Vancini-Campanharo Cassia Regina, Vancini Rodrigo Luiz, de Lira Claudio Andre Barbosa, Andrade Marília Dos Santos, Lopes Maria Carolina Barbosa Teixeira, Okuno Meiry Fernanda Pinto, Batista Ruth Ester Assayag, Atallah Álvaro Nagib, de Góis Aécio Flávio Teixeira
Paulista School of Nursing/Federal University of Sao Paulo, 754 Napoleao de Barros Street, São Paulo, SP 04024-002, Brazil.
Federal University of Espirito Santo, 173 Feliciano Bicudo Street, Sao Paulo, SP 02301-020, Brazil.
Indian J Med Res. 2016 Oct;144(4):552-559. doi: 10.4103/0971-5916.200898.
BACKGROUND & OBJECTIVES: Sudden cardiac arrest (CA) represents one of the greatest challenges for medicine due to the vast number of cases and its social and economic impact. Despite advances in cardiopulmonary resuscitation (CPR) techniques, mortality rates have not significantly decreased over decades. This study was undertaken to characterize patients that have suffered CA and to identify factors related to mortality.
This prospective study was conducted at Emergency Department of São Paulo Hospital, Brazil. Two hundred and eighty five patients were followed for one year after treatment for CA. The mean age was 66.3±17.2 yr, and they were predominantly male (55.8%) and Caucasian (71.9%). Mortality rate and factors associated with mortality were the primary and secondary outcome measures. Data were collected using an in-hospital Utstein-style report. A logistic regression analysis was used to determine which variables were related to mortality.
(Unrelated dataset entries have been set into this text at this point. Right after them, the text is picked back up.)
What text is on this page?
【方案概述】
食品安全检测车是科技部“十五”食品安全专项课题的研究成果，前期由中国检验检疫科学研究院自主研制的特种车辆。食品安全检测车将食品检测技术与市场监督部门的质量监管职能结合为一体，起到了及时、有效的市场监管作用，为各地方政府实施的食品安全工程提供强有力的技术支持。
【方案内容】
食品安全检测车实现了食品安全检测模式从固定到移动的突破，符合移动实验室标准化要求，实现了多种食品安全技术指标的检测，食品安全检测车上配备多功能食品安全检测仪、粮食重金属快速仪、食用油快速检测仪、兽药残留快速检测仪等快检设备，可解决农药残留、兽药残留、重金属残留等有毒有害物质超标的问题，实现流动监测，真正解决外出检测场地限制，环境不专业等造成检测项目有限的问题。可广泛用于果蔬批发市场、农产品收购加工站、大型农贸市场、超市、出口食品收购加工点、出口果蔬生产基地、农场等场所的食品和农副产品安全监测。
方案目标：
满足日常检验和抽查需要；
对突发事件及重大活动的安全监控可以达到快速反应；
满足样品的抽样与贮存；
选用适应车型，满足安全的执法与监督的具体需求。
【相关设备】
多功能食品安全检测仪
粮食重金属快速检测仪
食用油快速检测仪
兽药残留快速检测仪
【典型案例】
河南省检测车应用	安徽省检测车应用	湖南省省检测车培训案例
Regarding the characteristics of CPR, 76.5 per cent occurred in hospital, respiratory failure was the most common presumed immediate cause of CA (30.8%) and pulseless electrical activity was the most frequent initial rhythm (58.7%). All attempts at CPR utilized chest compressions and ventilation and the most utilized interventions were epinephrine (97.2%) and intubation (68.5%). Of all patients treated, 95.4 per cent died. Patients with pulseless electrical activity had a higher risk of death than those patients with ventricular fibrillation.
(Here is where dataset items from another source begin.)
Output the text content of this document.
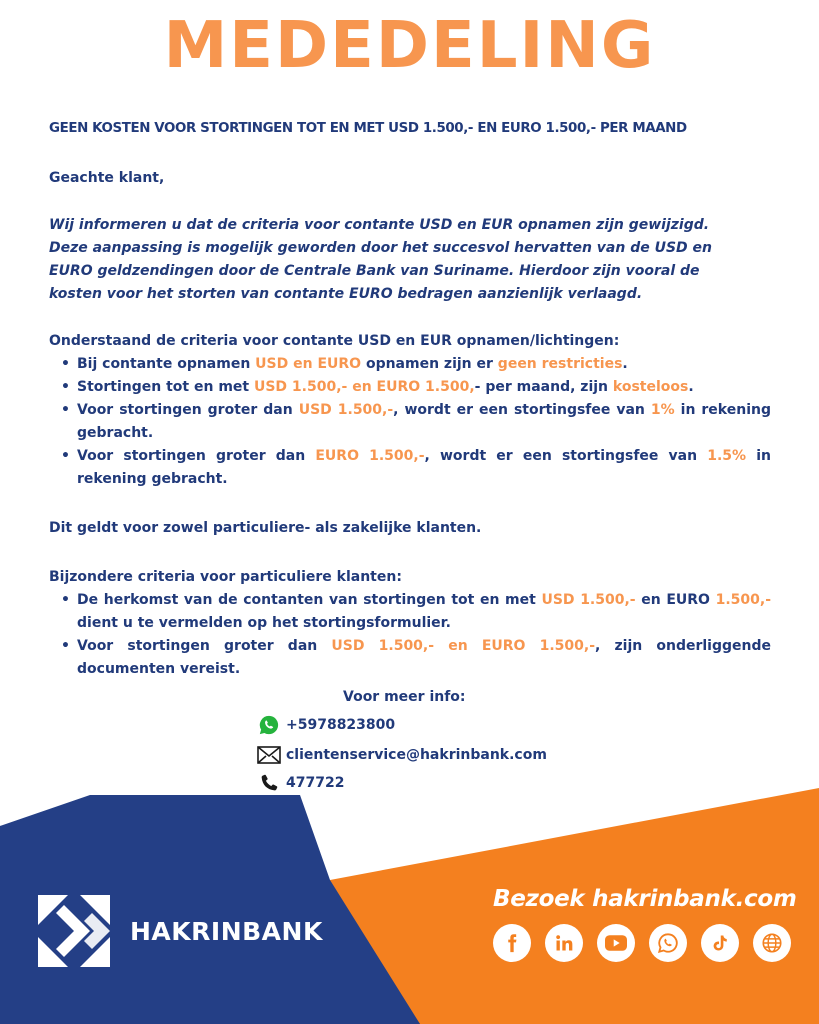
MEDEDELING
GEEN KOSTEN VOOR STORTINGEN TOT EN MET USD 1.500,- EN EURO 1.500,- PER MAAND
Geachte klant,
Wij informeren u dat de criteria voor contante USD en EUR opnamen zijn gewijzigd.
Deze aanpassing is mogelijk geworden door het succesvol hervatten van de USD en
EURO geldzendingen door de Centrale Bank van Suriname. Hierdoor zijn vooral de
kosten voor het storten van contante EURO bedragen aanzienlijk verlaagd.

Onderstaand de criteria voor contante USD en EUR opnamen/lichtingen:

• Bij contante opnamen USD en EURO opnamen zijn er geen restricties.
• Stortingen tot en met USD 1.500,- en EURO 1.500,- per maand, zijn kosteloos.
• Voor stortingen groter dan USD 1.500,-, wordt er een stortingsfee van 1% in rekening gebracht.
• Voor stortingen groter dan EURO 1.500,-, wordt er een stortingsfee van 1.5% in rekening gebracht.
Dit geldt voor zowel particuliere- als zakelijke klanten.

Bijzondere criteria voor particuliere klanten:

• De herkomst van de contanten van stortingen tot en met USD 1.500,- en EURO 1.500,- dient u te vermelden op het stortingsformulier.
• Voor stortingen groter dan USD 1.500,- en EURO 1.500,-, zijn onderliggende documenten vereist.
Voor meer info:
+5978823800
clientenservice@hakrinbank.com
477722
HAKRINBANK
Bezoek hakrinbank.com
INTERPRETATION & CONCLUSIONS: The findings of the study highlighted that the mortality rate among CA patients was high. The variable that best explained mortality was the initial CA rhythm.
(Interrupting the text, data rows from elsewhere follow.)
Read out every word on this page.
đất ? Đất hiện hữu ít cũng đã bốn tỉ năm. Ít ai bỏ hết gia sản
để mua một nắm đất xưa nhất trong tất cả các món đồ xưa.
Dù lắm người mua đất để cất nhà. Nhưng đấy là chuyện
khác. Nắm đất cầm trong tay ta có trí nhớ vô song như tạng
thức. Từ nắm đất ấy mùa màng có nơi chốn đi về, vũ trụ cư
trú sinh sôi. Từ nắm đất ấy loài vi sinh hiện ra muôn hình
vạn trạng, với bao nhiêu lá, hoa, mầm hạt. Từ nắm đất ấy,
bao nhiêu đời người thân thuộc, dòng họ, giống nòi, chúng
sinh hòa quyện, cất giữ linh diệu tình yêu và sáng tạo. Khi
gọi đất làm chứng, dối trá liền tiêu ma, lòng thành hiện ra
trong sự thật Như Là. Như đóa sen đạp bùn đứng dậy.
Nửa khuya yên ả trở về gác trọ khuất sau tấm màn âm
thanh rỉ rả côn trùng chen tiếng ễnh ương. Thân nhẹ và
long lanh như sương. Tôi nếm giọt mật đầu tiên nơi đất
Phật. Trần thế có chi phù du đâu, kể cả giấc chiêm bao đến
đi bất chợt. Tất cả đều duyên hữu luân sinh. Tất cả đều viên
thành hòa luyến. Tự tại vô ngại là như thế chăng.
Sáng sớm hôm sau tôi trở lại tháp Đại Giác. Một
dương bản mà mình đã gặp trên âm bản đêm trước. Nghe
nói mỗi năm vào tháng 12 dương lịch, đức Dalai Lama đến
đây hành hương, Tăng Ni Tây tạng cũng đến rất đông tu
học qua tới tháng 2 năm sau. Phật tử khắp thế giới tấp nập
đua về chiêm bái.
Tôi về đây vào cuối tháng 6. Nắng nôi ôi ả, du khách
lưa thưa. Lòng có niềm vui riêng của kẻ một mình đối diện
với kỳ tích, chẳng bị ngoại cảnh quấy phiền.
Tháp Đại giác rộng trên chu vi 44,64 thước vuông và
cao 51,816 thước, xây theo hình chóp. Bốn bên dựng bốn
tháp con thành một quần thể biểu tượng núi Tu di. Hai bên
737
心脏骤停(CA)因其病例数量众多及其社会和经济影响,成为医学面临的最大挑战之一。尽管心肺复苏(CPR)技术取得了进展,但数十年来死亡率并未显著下降。本研究旨在描述心脏骤停患者的特征,并确定与死亡率相关的因素。
本前瞻性研究在巴西圣保罗医院急诊科进行。285例心脏骤停患者在接受治疗后随访一年。平均年龄为66.3±17.2岁,主要为男性(55.8%)和白种人(71.9%)。死亡率及与死亡率相关的因素为主要和次要观察指标。数据通过院内Utstein式报告收集。采用逻辑回归分析确定哪些变量与死亡率相关。
关于心肺复苏的特征,76.5%发生在医院内,呼吸衰竭是最常见的推测心脏骤停直接原因(30.8%),无脉电活动是最常见的初始心律(58.7%)。所有心肺复苏尝试均采用胸外按压和通气,最常用的干预措施是肾上腺素(97.2%)和插管(68.5%)。在所有接受治疗的患者中,95.4%死亡。无脉电活动患者的死亡风险高于室颤患者。
该研究结果突出显示心脏骤停患者的死亡率很高。最能解释死亡率的变量是初始心脏骤停心律。